If you’ve been paying attention to the news you have likely seen information on the many wildfires currently burning across the southeastern United States as well as those that occurred this summer in the western part of the country. In the Southeast, we’re having unprecedented wildfire activity for this time of the year. Over the past few years these wildfires are tending to occur more often, burn at higher intensities and burn more acres. Fire has been a part of the natural process throughout time and if used properly can have a positive effect on the environment. Prescribed Fires can be defined as a safe way to apply a natural process, ensure ecosystem health and reduce wildfire risk. Wildfire is one of the most destructive forces known to man and can be defined as any unwanted or unplanned fire burning in shrub, forest, or grassland.

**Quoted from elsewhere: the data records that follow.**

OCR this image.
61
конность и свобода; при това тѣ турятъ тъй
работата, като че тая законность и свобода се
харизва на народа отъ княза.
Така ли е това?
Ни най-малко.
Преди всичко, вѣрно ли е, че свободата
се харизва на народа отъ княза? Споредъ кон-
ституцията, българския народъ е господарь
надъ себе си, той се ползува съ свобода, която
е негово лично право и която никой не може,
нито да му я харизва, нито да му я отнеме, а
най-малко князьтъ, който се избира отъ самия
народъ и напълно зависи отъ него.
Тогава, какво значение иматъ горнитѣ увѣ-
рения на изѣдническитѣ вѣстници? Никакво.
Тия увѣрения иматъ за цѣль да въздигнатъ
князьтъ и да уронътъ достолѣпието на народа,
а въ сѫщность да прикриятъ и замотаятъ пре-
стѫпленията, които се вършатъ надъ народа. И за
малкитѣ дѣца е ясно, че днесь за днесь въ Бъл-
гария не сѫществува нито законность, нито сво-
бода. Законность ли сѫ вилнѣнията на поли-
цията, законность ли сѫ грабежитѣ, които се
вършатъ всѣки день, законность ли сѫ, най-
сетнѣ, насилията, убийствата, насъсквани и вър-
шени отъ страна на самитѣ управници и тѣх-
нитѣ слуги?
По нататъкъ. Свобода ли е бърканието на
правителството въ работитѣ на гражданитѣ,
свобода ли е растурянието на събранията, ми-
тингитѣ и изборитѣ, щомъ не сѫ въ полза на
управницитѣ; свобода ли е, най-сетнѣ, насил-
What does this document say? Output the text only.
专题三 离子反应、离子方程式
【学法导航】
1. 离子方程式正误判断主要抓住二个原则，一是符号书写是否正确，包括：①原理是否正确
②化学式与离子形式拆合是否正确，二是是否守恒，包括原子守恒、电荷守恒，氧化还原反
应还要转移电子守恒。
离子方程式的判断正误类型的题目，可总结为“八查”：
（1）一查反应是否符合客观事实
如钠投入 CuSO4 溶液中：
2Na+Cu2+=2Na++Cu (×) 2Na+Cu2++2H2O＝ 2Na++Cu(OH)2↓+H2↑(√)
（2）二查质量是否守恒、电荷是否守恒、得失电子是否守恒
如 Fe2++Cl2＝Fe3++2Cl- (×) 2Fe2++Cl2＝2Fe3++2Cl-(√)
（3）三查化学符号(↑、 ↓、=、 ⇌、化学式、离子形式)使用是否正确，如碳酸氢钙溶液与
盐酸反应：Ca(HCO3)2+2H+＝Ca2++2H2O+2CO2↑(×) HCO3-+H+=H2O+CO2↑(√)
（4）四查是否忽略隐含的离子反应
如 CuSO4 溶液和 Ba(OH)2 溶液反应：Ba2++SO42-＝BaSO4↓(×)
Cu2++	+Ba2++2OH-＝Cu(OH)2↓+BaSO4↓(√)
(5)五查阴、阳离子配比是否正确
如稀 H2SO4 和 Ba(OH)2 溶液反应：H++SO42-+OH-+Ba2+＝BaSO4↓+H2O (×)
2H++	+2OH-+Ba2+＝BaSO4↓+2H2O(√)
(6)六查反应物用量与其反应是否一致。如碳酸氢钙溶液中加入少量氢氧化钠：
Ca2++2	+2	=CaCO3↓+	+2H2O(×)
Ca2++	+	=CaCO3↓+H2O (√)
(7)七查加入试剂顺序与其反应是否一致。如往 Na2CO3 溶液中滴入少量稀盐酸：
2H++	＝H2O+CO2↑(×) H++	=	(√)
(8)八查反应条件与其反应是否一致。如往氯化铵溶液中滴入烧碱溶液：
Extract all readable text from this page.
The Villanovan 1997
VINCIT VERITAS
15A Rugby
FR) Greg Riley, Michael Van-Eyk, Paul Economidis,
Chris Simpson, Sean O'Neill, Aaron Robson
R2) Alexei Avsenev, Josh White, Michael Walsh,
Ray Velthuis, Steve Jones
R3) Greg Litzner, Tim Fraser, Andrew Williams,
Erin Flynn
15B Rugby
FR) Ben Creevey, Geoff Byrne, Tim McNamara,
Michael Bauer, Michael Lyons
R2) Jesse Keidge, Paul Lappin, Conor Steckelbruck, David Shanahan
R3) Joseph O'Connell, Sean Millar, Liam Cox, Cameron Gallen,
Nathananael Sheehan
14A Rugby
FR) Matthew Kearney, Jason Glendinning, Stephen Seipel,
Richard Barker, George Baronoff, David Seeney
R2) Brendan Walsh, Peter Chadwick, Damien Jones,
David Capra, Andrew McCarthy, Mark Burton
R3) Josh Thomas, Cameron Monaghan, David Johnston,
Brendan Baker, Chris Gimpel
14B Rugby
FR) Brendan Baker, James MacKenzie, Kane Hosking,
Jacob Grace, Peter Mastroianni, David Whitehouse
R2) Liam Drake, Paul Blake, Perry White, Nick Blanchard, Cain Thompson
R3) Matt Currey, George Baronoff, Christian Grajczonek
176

Many of these wildfires occur within the Wildland-Urban Interface (WUI), therefore making them very expensive to fight. The WUI can be defined as areas where homes are built near or among lands prone to wildland fire. Depending on the area of the country, fire departments might refer to wildland fires as brush fires, forest fires, rangeland fires, or something else; however, they are all part of the WUI and all pose the same threat to local assets. The increase in the WUI threat has been steep because of continued development and exposure.
Last August, the United States Forest Service published a report titled The Rising Cost of Fire Operations; Effects on the Forest Service’s Non-Fire Work. In this report the Forest Service projects that by the year 2025, 67 per cent of its budget will be used for fighting wildfires. The cost of fighting wildfires in 2015 was 52 per cent of the Forest Service budget compared to only 16 percent in 1995. This means that over the years less money is available to both the National Forest System and the states to conduct needed management of the natural resources on the ground.
According to the same report, six of the largest wildfires since 1960 occurred after the year 2000. There are many reasons for the increase in wildfire activity — climatic change, more homes being built in the Wildland-Urban Interface, the Forest Service’s inability to manage the national forests due to litigation and frequent protests about timber management, just to name a few.
With these increasingly large wildfire seasons the Forest Service has no option but to take money from other important programs, sometimes called “fire borrowing,” to help pay for the fighting of these wildfires. This means that other program priorities such as vegetation and watershed management, capital improvements and maintenance, recreation, wilderness, private lands management, wildlife and fisheries habitat management, land planning and inventory, prescribed burning and monitoring all suffer at the expense of fighting wildland fires.
The USFS budget for wildland firefighting is based on a 10-year rolling average, which means the budget is based on the last 10 years firefighting cost. Once stable, the costs of fighting a growing number of larger fires is making it more expensive and unpredictable to estimate what the future cost will be.
The NBCI is currently working with the Southern Region office and other region offices in an attempt to promote better habitat for northern bobwhites and other species that require early successional savanna grassland habitat in our national forests. It requires funding from the Forest Service, state partners, non-governmental organizations and other groups to get habitat management accomplished, such as with frequent low-intensity prescribed fires that reduce the risk of damaging wildfires. Funding that is budgeted for bobwhite habitat work on national forests is being re-routed during the middle of the year to fight wildfires at the expense of habitat management. Re-routing these funds also impacts funding for forest health, stewardship, forest inventory analysis and other programs that state forestry agencies manage. Therefore, the ability to manage natural resources on national forests and provide technical assistance to private landowners is hindered. Due to this lack of management, insect and disease infestations are on the increase, species of animals and plants that need early successional forests are being lost, every year wildfires are increasing in size and in landscapes where there are dead and dying trees, therefore making them more difficult to control.
There is no quick fix to solving this problem, but it is time for action to insure that the nation’s forests are protected from wildfire and the federal land management agencies are able to properly manage the areas that have been entrusted to them by the American citizens.
Over the past couple of years several bills have been introduced in Congress which would help alleviate but would not fix the problem. Washington needs to fix the way wildfire suppression funding is budgeted and to look at alternate ways to fund wildfire disasters when the cost of fighting them exceeds the budget. Forest Service funding for doing necessary on-the-ground management should be maintained for that purpose instead of so frequently being ”borrowed” for emergency wildfire response.